Hi, 在 2023/01/10 2:23, Tejun Heo 写道: > Yeah, that's unfortunate. There are several options here: > > 1. Do what you originally suggested - bypass to root after offline. I feel > uneasy about this. Both iolatency and throtl clear their configs on > offline but that's punting to the parent. For iocost it'd be bypassing > all controls, which can actually be exploited. > > 2. Make all possible IO issuers use blkcg_[un]pin_online() and shift the > iocost shutdown to pd_offline_fn(). This likely is the most canonical > solution given the current situation but it's kinda nasty to add another > layer of refcnting all over the place. > > 3. Order blkg free so that parents are never freed before children. You did > this by adding refcnts in iocost but shouldn't it be possible to simply > shift blkg_put(blkg->parent) in __blkg_release() to blkg_free_workfn()? As I tried to explain before, we can make sure blkg_free() is called in order, but blkg_free() from remove cgroup can concurrent with deactivate policy, and we can't guarantee the order of ioc_pd_free() that is called both from blkg_free() and blkcg_deactivate_policy(). Hence I don't think #3 is possible. I personaly prefer #1, I don't see any real use case about the defect that you described, and actually in cgroup v1 blk-throtl is bypassed to no limit as well. I'm not sure about #2, that sounds a possible solution but I'm not quite familiar with the implementations here. Consider that bfq already has such refcounting for bfqg, perhaps similiar refcounting is acceptable? Thanks, Kuai
Hello, On Tue, Jan 10, 2023 at 09:39:44AM +0800, Yu Kuai wrote: > As I tried to explain before, we can make sure blkg_free() is called > in order, but blkg_free() from remove cgroup can concurrent with > deactivate policy, and we can't guarantee the order of ioc_pd_free() > that is called both from blkg_free() and blkcg_deactivate_policy(). > Hence I don't think #3 is possible. Hahaha, sorry that I keep forgetting that. This doesn't really feel like that important or difficult part of the problem tho. Can't it be solved by synchronizing blkg free work item against the deactivate path with a mutex? Thanks.
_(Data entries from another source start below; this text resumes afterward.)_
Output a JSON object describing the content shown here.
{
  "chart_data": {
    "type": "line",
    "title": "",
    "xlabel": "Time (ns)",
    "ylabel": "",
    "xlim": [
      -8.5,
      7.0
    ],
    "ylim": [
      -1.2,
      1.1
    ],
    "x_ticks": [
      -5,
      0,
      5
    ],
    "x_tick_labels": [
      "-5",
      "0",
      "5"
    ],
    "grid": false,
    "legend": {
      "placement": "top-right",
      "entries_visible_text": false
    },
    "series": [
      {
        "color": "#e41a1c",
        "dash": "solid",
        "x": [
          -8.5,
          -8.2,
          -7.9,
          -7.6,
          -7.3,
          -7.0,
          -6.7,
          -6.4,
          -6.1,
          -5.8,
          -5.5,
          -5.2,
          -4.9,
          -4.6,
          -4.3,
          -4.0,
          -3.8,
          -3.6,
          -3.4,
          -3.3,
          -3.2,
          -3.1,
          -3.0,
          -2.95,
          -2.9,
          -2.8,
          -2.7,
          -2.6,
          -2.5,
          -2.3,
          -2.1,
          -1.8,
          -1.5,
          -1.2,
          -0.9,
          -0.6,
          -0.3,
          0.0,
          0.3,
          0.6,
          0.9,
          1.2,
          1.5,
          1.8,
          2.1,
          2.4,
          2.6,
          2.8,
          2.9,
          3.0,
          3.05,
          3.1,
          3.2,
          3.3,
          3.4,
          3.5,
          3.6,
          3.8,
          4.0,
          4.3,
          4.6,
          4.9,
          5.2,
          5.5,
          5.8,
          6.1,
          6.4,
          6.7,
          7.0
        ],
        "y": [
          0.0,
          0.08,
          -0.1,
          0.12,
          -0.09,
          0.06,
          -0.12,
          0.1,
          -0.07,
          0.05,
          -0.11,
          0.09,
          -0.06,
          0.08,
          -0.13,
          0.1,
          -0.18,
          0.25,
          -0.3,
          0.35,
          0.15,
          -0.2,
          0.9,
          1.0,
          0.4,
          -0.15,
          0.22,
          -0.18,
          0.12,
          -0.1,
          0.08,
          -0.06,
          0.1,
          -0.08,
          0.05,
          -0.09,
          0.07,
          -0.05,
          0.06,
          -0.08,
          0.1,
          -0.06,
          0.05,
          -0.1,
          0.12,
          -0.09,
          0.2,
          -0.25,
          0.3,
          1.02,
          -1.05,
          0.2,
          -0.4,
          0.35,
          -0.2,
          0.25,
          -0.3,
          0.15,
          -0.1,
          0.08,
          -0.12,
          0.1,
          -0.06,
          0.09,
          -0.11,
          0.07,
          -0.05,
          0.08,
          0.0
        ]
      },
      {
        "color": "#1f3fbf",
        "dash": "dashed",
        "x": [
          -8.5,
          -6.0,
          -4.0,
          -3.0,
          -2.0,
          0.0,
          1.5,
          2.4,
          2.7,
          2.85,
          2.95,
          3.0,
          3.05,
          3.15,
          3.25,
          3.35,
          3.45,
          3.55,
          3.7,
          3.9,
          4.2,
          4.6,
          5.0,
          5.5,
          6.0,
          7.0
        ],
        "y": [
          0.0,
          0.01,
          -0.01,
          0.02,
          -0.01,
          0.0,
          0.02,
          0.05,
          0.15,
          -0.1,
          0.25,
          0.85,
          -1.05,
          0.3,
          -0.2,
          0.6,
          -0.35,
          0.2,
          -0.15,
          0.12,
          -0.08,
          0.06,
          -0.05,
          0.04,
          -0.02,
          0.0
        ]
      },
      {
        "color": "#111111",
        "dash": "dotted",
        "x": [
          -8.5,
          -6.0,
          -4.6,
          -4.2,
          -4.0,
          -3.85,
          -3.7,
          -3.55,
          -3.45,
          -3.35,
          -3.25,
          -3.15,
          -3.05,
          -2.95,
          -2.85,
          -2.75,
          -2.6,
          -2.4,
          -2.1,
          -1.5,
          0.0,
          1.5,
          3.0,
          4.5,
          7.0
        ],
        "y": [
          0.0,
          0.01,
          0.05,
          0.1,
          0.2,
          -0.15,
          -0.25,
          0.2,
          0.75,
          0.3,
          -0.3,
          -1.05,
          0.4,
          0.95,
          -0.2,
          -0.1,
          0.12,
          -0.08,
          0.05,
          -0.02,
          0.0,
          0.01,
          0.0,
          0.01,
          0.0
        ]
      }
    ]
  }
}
Hi, 在 2023/01/11 2:36, Tejun Heo 写道: > Hello, > > On Tue, Jan 10, 2023 at 09:39:44AM +0800, Yu Kuai wrote: >> As I tried to explain before, we can make sure blkg_free() is called >> in order, but blkg_free() from remove cgroup can concurrent with >> deactivate policy, and we can't guarantee the order of ioc_pd_free() >> that is called both from blkg_free() and blkcg_deactivate_policy(). >> Hence I don't think #3 is possible. > > Hahaha, sorry that I keep forgetting that. This doesn't really feel like > that important or difficult part of the problem tho. Can't it be solved by > synchronizing blkg free work item against the deactivate path with a mutex? > I'm not sure, of course this can fix the problem, but two spinlock 'blkcg->lock' and 'q->queue_lock' are used to protect blkg_destroy() currently, add a mutex(disk level?) requires a refactor, which seems complex to me. Thanks, Kuai
Hello, On Wed, Jan 11, 2023 at 09:36:25AM +0800, Yu Kuai wrote: > I'm not sure, of course this can fix the problem, but two spinlock > 'blkcg->lock' and 'q->queue_lock' are used to protect blkg_destroy() > currently, add a mutex(disk level?) requires a refactor, which seems > complex to me. The fact that the two paths can race each other already seems buggy. e.g. What prevents them from running pd_free on the same pd twice? So, it needs to be fixed anyway and the intention always has been that these callbacks are called in the correct traversal order. Thanks.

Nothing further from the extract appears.